What is a device fingerprint?
Community representation. author: anonymous
In computing, your fingerprint refers to the process of creating unique identifiers to combine with all kinds of digital data. But when it comes to certain methods of identifying individual users or computing devices, we turn to the browser or device with your digital fingerprint.
Essentially, this process consists of collecting information about the user's smartphone, computer, or other devices. Sometimes this can be achieved even by hiding the IP address or using different browsers.
For many years, web analysts have collected information from devices and browsers in an effort to measure legitimate web traffic and detect potential scammers. Today, more advanced approaches make it possible to specify the collection of necessary materials.
Previous methods for working with device fingerprinting were focused primarily on computers. But modern technologies are capable of identifying devices of any type, and the expanding mobile development market is of particular interest.
How it works?
Device identification is based on collections of data sets, which are then combined and passed to a hash function. The output (hash value) can then be stored as a unique device (or user) ID.
The information collected is often stored in a database rather than on the device itself. While a unit of data is somewhat anonymized, a combination of multiple data sets can be unique.
Device identification can be done using both active and passive methods. The goal of both approaches is to collect information about the device. Even if thousands of computers run the same operating system, it's likely that each computer will have a unique set of software, hardware, browsers, plugins, languages, time zones, and general settings.
Passive identification
As the name suggests, passive methods collect information in less obvious ways, without asking the user (or remote system). The data is collected based on what is sent by each device, so when using passive identification, less specific information is obtained (for example, the operating system).

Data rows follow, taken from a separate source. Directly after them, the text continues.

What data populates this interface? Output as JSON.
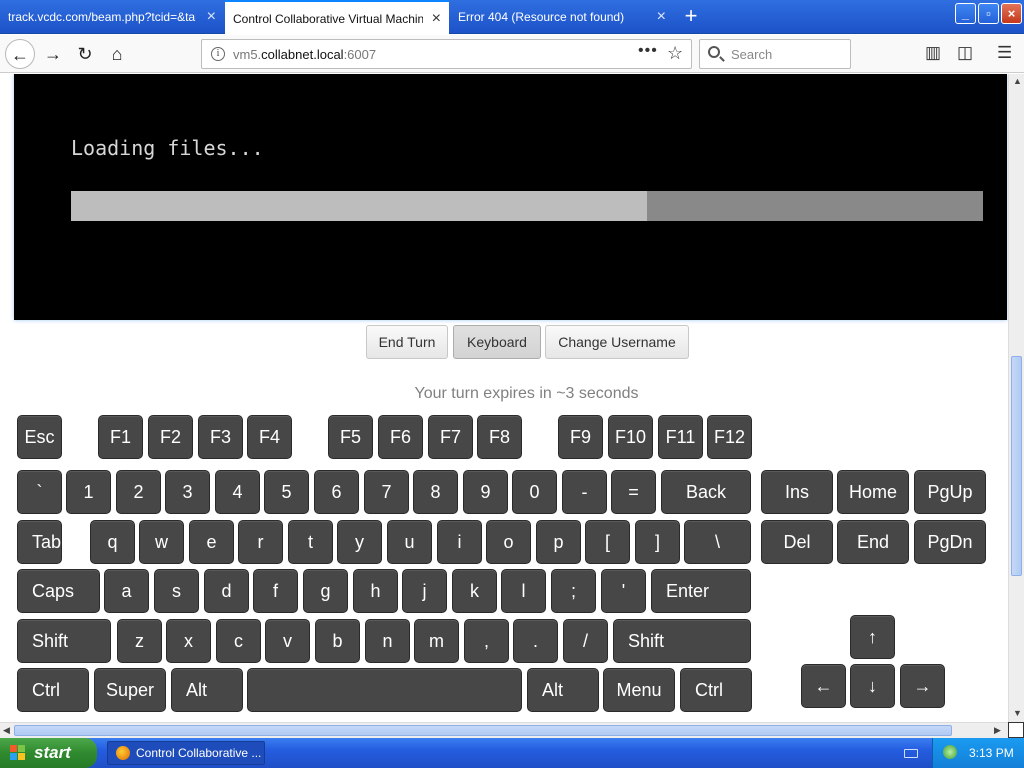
{
  "browser": {
    "tabs": [
      {
        "title": "track.vcdc.com/beam.php?tcid=&targ",
        "active": false
      },
      {
        "title": "Control Collaborative Virtual Machines!",
        "active": true
      },
      {
        "title": "Error 404 (Resource not found)",
        "active": false
      }
    ],
    "address": {
      "host_dim": "vm5.",
      "host_bold": "collabnet.local",
      "port": ":6007"
    },
    "search_placeholder": "Search"
  },
  "vm_screen": {
    "loading_text": "Loading files...",
    "progress": 0.632
  },
  "controls": {
    "end_turn": "End Turn",
    "keyboard": "Keyboard",
    "change_username": "Change Username"
  },
  "turn_status": "Your turn expires in ~3 seconds",
  "keyboard": {
    "function_row": [
      "Esc",
      "F1",
      "F2",
      "F3",
      "F4",
      "F5",
      "F6",
      "F7",
      "F8",
      "F9",
      "F10",
      "F11",
      "F12"
    ],
    "number_row": [
      "`",
      "1",
      "2",
      "3",
      "4",
      "5",
      "6",
      "7",
      "8",
      "9",
      "0",
      "-",
      "=",
      "Back"
    ],
    "top_row": [
      "Tab",
      "q",
      "w",
      "e",
      "r",
      "t",
      "y",
      "u",
      "i",
      "o",
      "p",
      "[",
      "]",
      "\\"
    ],
    "home_row": [
      "Caps",
      "a",
      "s",
      "d",
      "f",
      "g",
      "h",
      "j",
      "k",
      "l",
      ";",
      "'",
      "Enter"
    ],
    "bottom_row": [
      "Shift",
      "z",
      "x",
      "c",
      "v",
      "b",
      "n",
      "m",
      ",",
      ".",
      "/",
      "Shift"
    ],
    "space_row": [
      "Ctrl",
      "Super",
      "Alt",
      "",
      "Alt",
      "Menu",
      "Ctrl"
    ],
    "nav_keys": [
      "Ins",
      "Home",
      "PgUp",
      "Del",
      "End",
      "PgDn"
    ],
    "arrows": [
      "↑",
      "←",
      "↓",
      "→"
    ]
  },
  "taskbar": {
    "start": "start",
    "task": "Control Collaborative ...",
    "clock": "3:13 PM"
  },
  "colors": {
    "key_bg": "#474747",
    "taskbar": "#245de0",
    "start": "#2f8a2f"
  }
}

For example, someone could create a passive data collection system that would analyze and store information about wireless drivers for network devices, such as Internet modems. Passive analysis can examine different types of drivers without any requests from the device. In other words, different devices use different methods to scan available connections (entry points). These differences can be used by an attacker to unmistakably identify the driver on each target device.
Active identification
On the other hand, active identification is based on active network interactions that allow better identification of the client side. Some sites run JavaScript code to learn more information about the user's devices and browsers. The information received may include window size, fonts, plugins, language settings, time zone, and even hardware details.
A notable example of implementing active client data collection is canvas data collection, which is used on both computers and mobile devices. The method is often based on a script interacting with the canvas (graphical element) of HTML5 web pages. The script tells the canvas element to draw a hidden image on the screen and then takes into account information received from the image, such as screen resolution, fonts, and background colors.
What is it used for?
Device fingerprinting methods provide advertising systems with a way to track consumer behavior across multiple browsers. They also allow banks to determine whether the request is coming from a trusted device or from a system that has previously been observed to engage in fraudulent activity.

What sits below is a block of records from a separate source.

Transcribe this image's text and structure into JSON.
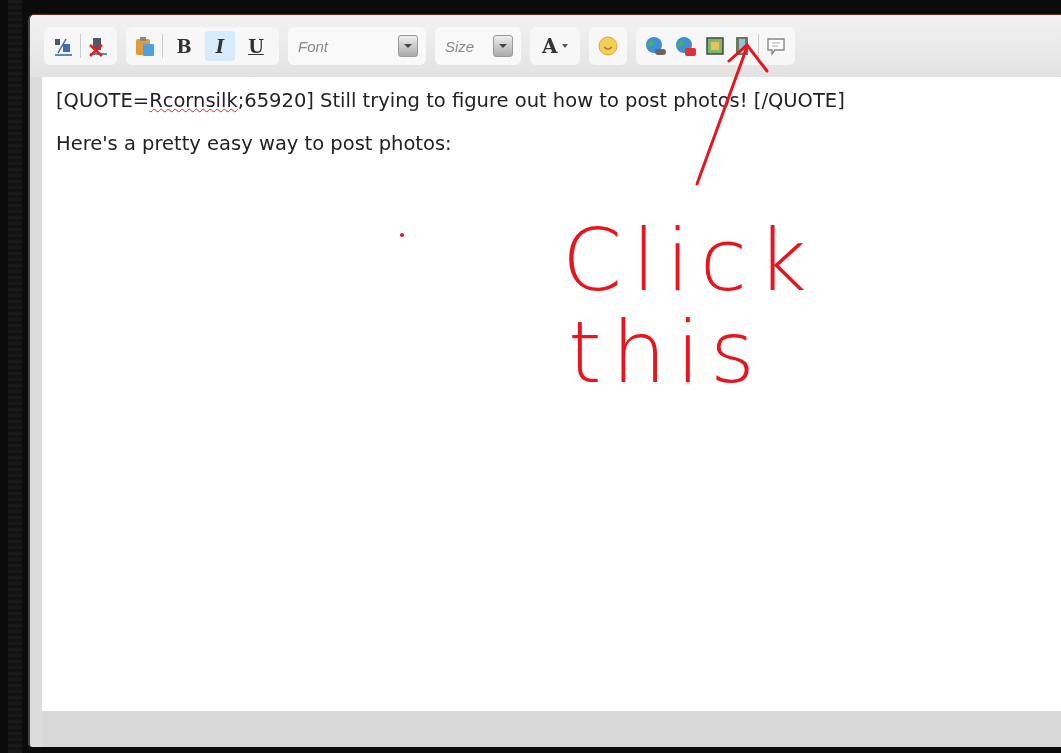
{
  "toolbar": {
    "format_buttons": [
      {
        "label": "B",
        "selected": false
      },
      {
        "label": "I",
        "selected": true
      },
      {
        "label": "U",
        "selected": false
      }
    ],
    "font_select": {
      "placeholder": "Font"
    },
    "size_select": {
      "placeholder": "Size"
    },
    "text_color_button": {
      "label": "A"
    }
  },
  "editor": {
    "paragraphs": [
      [
        {
          "text": "[QUOTE=",
          "misspelled": false
        },
        {
          "text": "Rcornsilk",
          "misspelled": true
        },
        {
          "text": ";65920] Still trying to figure out how to post photos! [/QUOTE]",
          "misspelled": false
        }
      ],
      [
        {
          "text": "Here's a pretty easy way to post photos:",
          "misspelled": false
        }
      ]
    ]
  },
  "annotation": {
    "lines": [
      "Click",
      "this"
    ]
  }
}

In addition, a device's digital fingerprint helps sites prevent multiple accounts from registering for one user or not showing up in search engine results for devices that exhibit suspicious activity.
A device's digital fingerprint can be useful in detecting and preventing identity and credit card fraud. However, these technologies threaten user privacy and are implementation dependent. Thus, data collections may be unidentified, especially those collected by passive methods.
What are the disadvantages?
When considering active identification, it is important to clarify that data collections are collected through scripting languages such as JavaScript. Mobile devices and users may run privacy software or enable plugins that limit the functionality of tracking scripts, making identification more difficult. Such software includes browser extensions that block trackers and ads.
In some situations, however, privacy-conscious users may be easier to identify. For example, when they use unpopular software and plugins, as well as special settings that, ironically, make them even more different.
The effectiveness of the digital footprint can be limited by the high variability on the client side. Users who constantly change settings or use multiple virtual operating systems cause inaccuracies in the data collection process.
Using different browsers can also lead to inaccuracies in the information collection process, but modern cross-browser fingerprinting techniques can be used to prevent such interference.
Conclusion
There are several methods for implementing and using data-based device identification. The efficiency of data collection and identification of a single device can vary significantly from one method to another.
By itself or in combination with other methods, device fingerprinting technology can be used as an effective tool for tracking and identifying users. This powerful technology can be used for both legitimate and malicious activities, so a basic understanding of how it works is definitely a good starting point.